Хоть опыта у парня маловато, но физически он крепок и вынослив. Ухищренность в слесарном деле Петровича и медвежья сила подручного позволяли им работать быстро и слаженно. К тому же Валерка быстро вникал в слесарные таинства, «входил в них винтом» — шутил Петрович.

Валерка замялся, покраснел, пробубнил что-то невнятное.

— Поможешь? — снова спросил Петрович.

— Нет, не могу я, в театр иду, — выдавил он наконец.

Больше Петрович не настаивал.

— Ладно, иди.

Парень встал и, стараясь казаться безразличным, пошел к двери.

— И не стыдно проходимцу, — бросил кто-то ему в спину.

— Не надо, ребята, пусть идет, может быть, поймет когда-нибудь, — остановил Петрович.

— Пошли! — Решительным шагом ремонтник направился к агрегатному станку, обгоняя двух слесарей, вызвавшихся помочь.

Темной громадой, еще не успевшей остыть после работы, он возвышался в углу цеха. Станок был сложной конструкции и, что самое неприятное, малознакомый. Таких на заводе еще не было. Говорили, что и во всей стране этих станков наберется всего несколько десятков. Их выпуск только осваивался станкостроительной промышленностью. Отсюда и трудность. С одной стороны, сам завод-изготовитель не успел их как следует освоить, или, как чаще говорят техники, довести. Поэтому могли быть в станке мелкие, но досадные недоделки. В будущем их, конечно, устранят, доведут станок до совершенства, но сколько это займет времени? С другой стороны, и заводская ремонтная служба не успела узнать «характер» станка, выяснить причину его капризов. Удастся ли рабочему вдохнуть жизнь в эту машину? Он знал, что до него здесь побывали двое инженеров, внимательно обследовали станок, сверились с чертежами, но неисправности не нашли.

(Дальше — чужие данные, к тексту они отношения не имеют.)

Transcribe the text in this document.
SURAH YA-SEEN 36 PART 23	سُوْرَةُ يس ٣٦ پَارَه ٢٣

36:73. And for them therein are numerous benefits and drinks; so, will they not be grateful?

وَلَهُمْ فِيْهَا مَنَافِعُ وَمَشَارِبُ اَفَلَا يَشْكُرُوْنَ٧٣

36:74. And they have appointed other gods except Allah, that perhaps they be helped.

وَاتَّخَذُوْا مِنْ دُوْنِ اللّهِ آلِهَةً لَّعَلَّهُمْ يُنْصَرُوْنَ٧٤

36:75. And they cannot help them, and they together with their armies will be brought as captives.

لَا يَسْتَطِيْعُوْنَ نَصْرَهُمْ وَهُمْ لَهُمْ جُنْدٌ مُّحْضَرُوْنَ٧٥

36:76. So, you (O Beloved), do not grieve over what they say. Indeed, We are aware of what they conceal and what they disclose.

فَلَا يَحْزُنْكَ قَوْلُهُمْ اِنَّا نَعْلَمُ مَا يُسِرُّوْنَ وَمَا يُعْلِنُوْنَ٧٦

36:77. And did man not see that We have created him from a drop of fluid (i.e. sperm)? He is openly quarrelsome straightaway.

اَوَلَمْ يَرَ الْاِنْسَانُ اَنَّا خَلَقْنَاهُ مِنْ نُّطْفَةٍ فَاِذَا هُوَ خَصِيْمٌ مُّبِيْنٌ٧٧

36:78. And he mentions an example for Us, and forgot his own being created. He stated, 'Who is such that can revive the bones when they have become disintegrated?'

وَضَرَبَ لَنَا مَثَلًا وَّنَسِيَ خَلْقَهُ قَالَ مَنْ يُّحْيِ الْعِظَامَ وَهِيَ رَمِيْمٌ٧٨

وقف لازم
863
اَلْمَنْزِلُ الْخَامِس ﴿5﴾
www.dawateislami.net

А обстановка торопила. То и дело к агрегатному подходили люди — инженеры, бригадиры с участков, где работа вот-вот должна была остановиться из-за отсутствия деталей. Тихонько, стараясь не отвлекать Петровича, спрашивали у мастера, тоже державшегося поодаль: «Ну как? Получается?» Мастер неопределенно пожимал плечами. Ему самому хотелось бы это знать, но он тоже не решался мешать Петровичу, знал: под горячую руку старый рабочий так отбреет… не посмотрит, что мастер. Только однажды он позволил себе подойти и как бы невзначай обронил:

— Звонили тут из заводоуправления, говорят, если обеспечим ремонт, премия будет… очень неплохая.

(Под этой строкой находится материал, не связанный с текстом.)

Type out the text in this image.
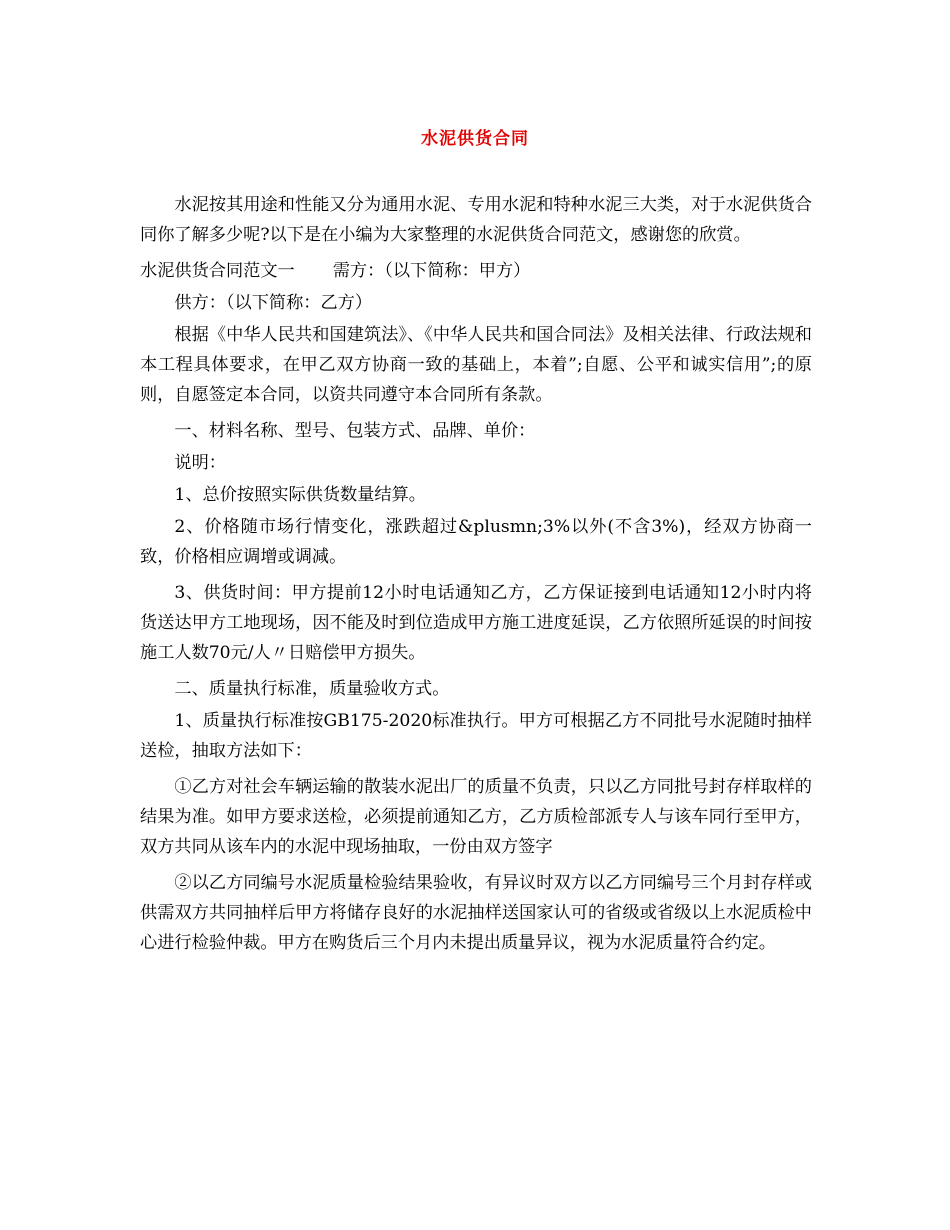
水泥供货合同

水泥按其用途和性能又分为通用水泥、专用水泥和特种水泥三大类，对于水泥供货合同你了解多少呢?以下是在小编为大家整理的水泥供货合同范文，感谢您的欣赏。

水泥供货合同范文一 需方：（以下简称：甲方）

供方：（以下简称：乙方）

根据《中华人民共和国建筑法》、《中华人民共和国合同法》及相关法律、行政法规和本工程具体要求，在甲乙双方协商一致的基础上，本着”;自愿、公平和诚实信用”;的原则，自愿签定本合同，以资共同遵守本合同所有条款。

一、材料名称、型号、包装方式、品牌、单价：

说明：

1、总价按照实际供货数量结算。

2、价格随市场行情变化，涨跌超过&plusmn;3%以外(不含3%)，经双方协商一致，价格相应调增或调减。

3、供货时间：甲方提前12小时电话通知乙方，乙方保证接到电话通知12小时内将货送达甲方工地现场，因不能及时到位造成甲方施工进度延误，乙方依照所延误的时间按施工人数70元/人〃日赔偿甲方损失。

二、质量执行标准，质量验收方式。

1、质量执行标准按GB175-2020标准执行。甲方可根据乙方不同批号水泥随时抽样送检，抽取方法如下：

①乙方对社会车辆运输的散装水泥出厂的质量不负责，只以乙方同批号封存样取样的结果为准。如甲方要求送检，必须提前通知乙方，乙方质检部派专人与该车同行至甲方，双方共同从该车内的水泥中现场抽取，一份由双方签字

②以乙方同编号水泥质量检验结果验收，有异议时双方以乙方同编号三个月封存样或供需双方共同抽样后甲方将储存良好的水泥抽样送国家认可的省级或省级以上水泥质检中心进行检验仲裁。甲方在购货后三个月内未提出质量异议，视为水泥质量符合约定。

— Ладно, — отмахнулся слесарь.

По тому, как резко он это сказал, можно было понять, что сейчас ему не до премии. Он сам уступил бы половину получки тому, кто подсказал бы ему, где скрыта неисправность. На память пришла история, вычитанная недавно внуком. Крупная американская фирма изготовила дорогое и сложное устройство. А оно «не захотело» работать. Ни один техник, ни инженер не в силах были отыскать причину отказа. Тогда пригласили известного ученого. Походил тот возле установки, раскинул умом и мелком поставил крестик на том месте, где была неисправность. Изделие заработало. Пора было рассчитаться с ученым. Тот запросил кругленькую сумму не то в десять, не то в сто тысяч долларов. Жалко стало денег хозяевам фирмы, решили деликатно намекнуть — не много ли? Прислали ученому счет, где просили записать, за какую операцию сколько начислить денег. За то, что приехал, — цена билета, за то, что поставил крестик мелком, — сущие копейки, за то, что знал, где поставить крестик… Вот тут-то ученый и вписал кругленькую сумму, от которой стало худо хозяевам.

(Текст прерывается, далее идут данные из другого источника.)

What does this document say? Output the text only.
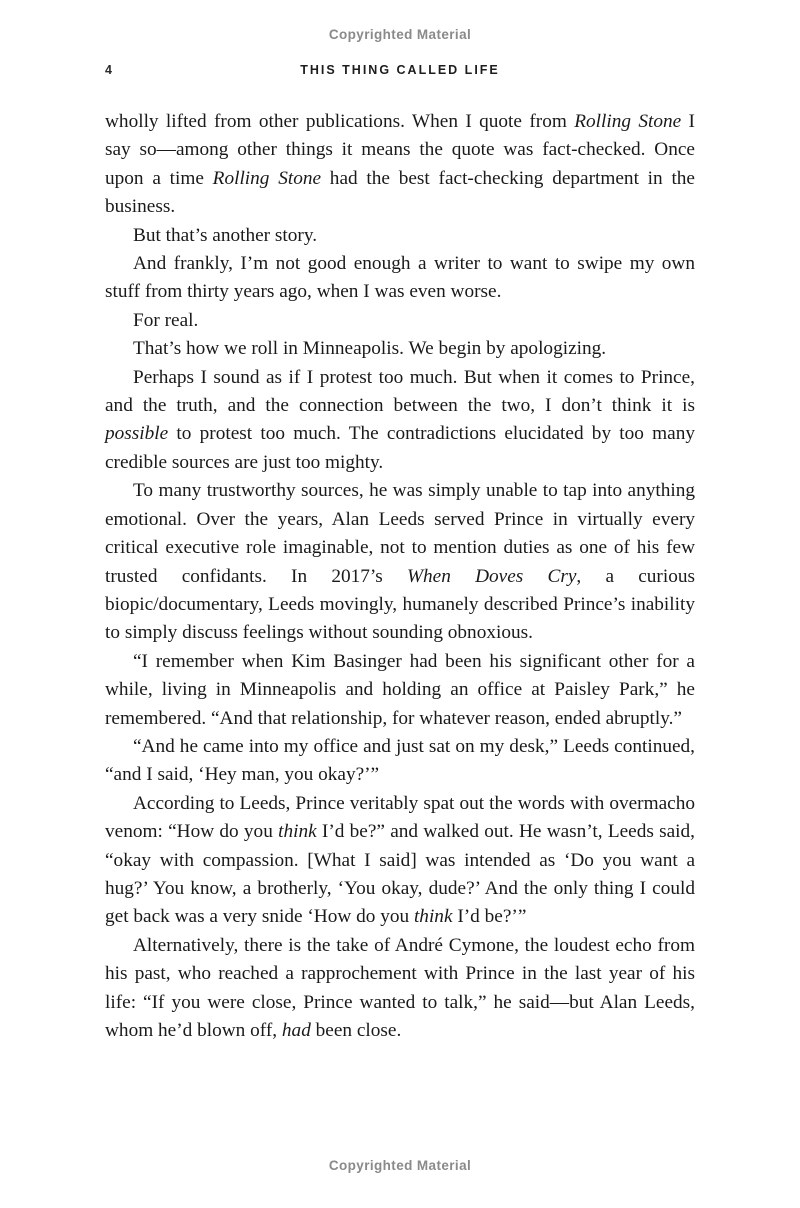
Copyrighted Material
4	THIS THING CALLED LIFE

wholly lifted from other publications. When I quote from Rolling Stone I say so—among other things it means the quote was fact-checked. Once upon a time Rolling Stone had the best fact-checking department in the business.

But that’s another story.

And frankly, I’m not good enough a writer to want to swipe my own stuff from thirty years ago, when I was even worse.

For real.

That’s how we roll in Minneapolis. We begin by apologizing.

Perhaps I sound as if I protest too much. But when it comes to Prince, and the truth, and the connection between the two, I don’t think it is possible to protest too much. The contradictions elucidated by too many credible sources are just too mighty.

To many trustworthy sources, he was simply unable to tap into anything emotional. Over the years, Alan Leeds served Prince in virtually every critical executive role imaginable, not to mention duties as one of his few trusted confidants. In 2017’s When Doves Cry, a curious biopic/documentary, Leeds movingly, humanely described Prince’s inability to simply discuss feelings without sounding obnoxious.

“I remember when Kim Basinger had been his significant other for a while, living in Minneapolis and holding an office at Paisley Park,” he remembered. “And that relationship, for whatever reason, ended abruptly.”

“And he came into my office and just sat on my desk,” Leeds continued, “and I said, ‘Hey man, you okay?’”

According to Leeds, Prince veritably spat out the words with overmacho venom: “How do you think I’d be?” and walked out. He wasn’t, Leeds said, “okay with compassion. [What I said] was intended as ‘Do you want a hug?’ You know, a brotherly, ‘You okay, dude?’ And the only thing I could get back was a very snide ‘How do you think I’d be?’”

Alternatively, there is the take of André Cymone, the loudest echo from his past, who reached a rapprochement with Prince in the last year of his life: “If you were close, Prince wanted to talk,” he said—but Alan Leeds, whom he’d blown off, had been close.

Copyrighted Material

Совсем другие отношения были у старого слесаря со своим заводом. Здесь было ему все близко и дорого.

«А ведь в самом деле, отдал бы получку — лишь бы узнать, что с этим окаянным станком», — подумал он в отчаянии.

Работа не удавалась. Снова и снова ощупывал он детали машины, напрягая зрение, вглядывался в изломанные линии чертежа ее механической части. Напрасно. То ли неисправность действительно была настолько необычной, что даже ему, «королю ремонтников», как в шутку называли Петровича рабочие, она не давалась, то ли отвлекала и злила его нерасторопность и непонятливость новых подручных. А может быть, просто не давала сосредоточиться обида на Валеру и мысли о том, как там дома внучок, — сидит небось обиженный.

— Да держите вы как следует! — в сердцах прикрикнул он на подручных.

Выбиваясь из сил, они вдвоем едва держали в приподнятом положении тяжелый вал, под которым «колдовал» ремонтник. Прижавшись к нему грудью и плечом, Петрович чувствовал, как дрожит он в напряженных руках рабочих.

«Да, слабоваты ребята, не то что Валерка», — подумал он. И от этой дрожи снова вдруг потерял нить мысли, а ведь что-то подумал — вроде бы очень дельное… И тут дрожь оборвалась. Петрович удивленно поднял взгляд и увидел смущенно улыбающегося Валерку. Как был в выходном костюме, он, поднатужившись, надежно держал своей медвежьей хваткой вал, а двое рабочих разминались рядом, поводя обессилевшими руками. «Молодец! Выйдет все-таки из него ремонтник!» Петрович почувствовал, что исчезла не только дрожь вала. Мысли, которые раздражали и отвлекали его, мешали сосредоточиться, тоже ушли. И он отчетливо восстановил потерянную было идею.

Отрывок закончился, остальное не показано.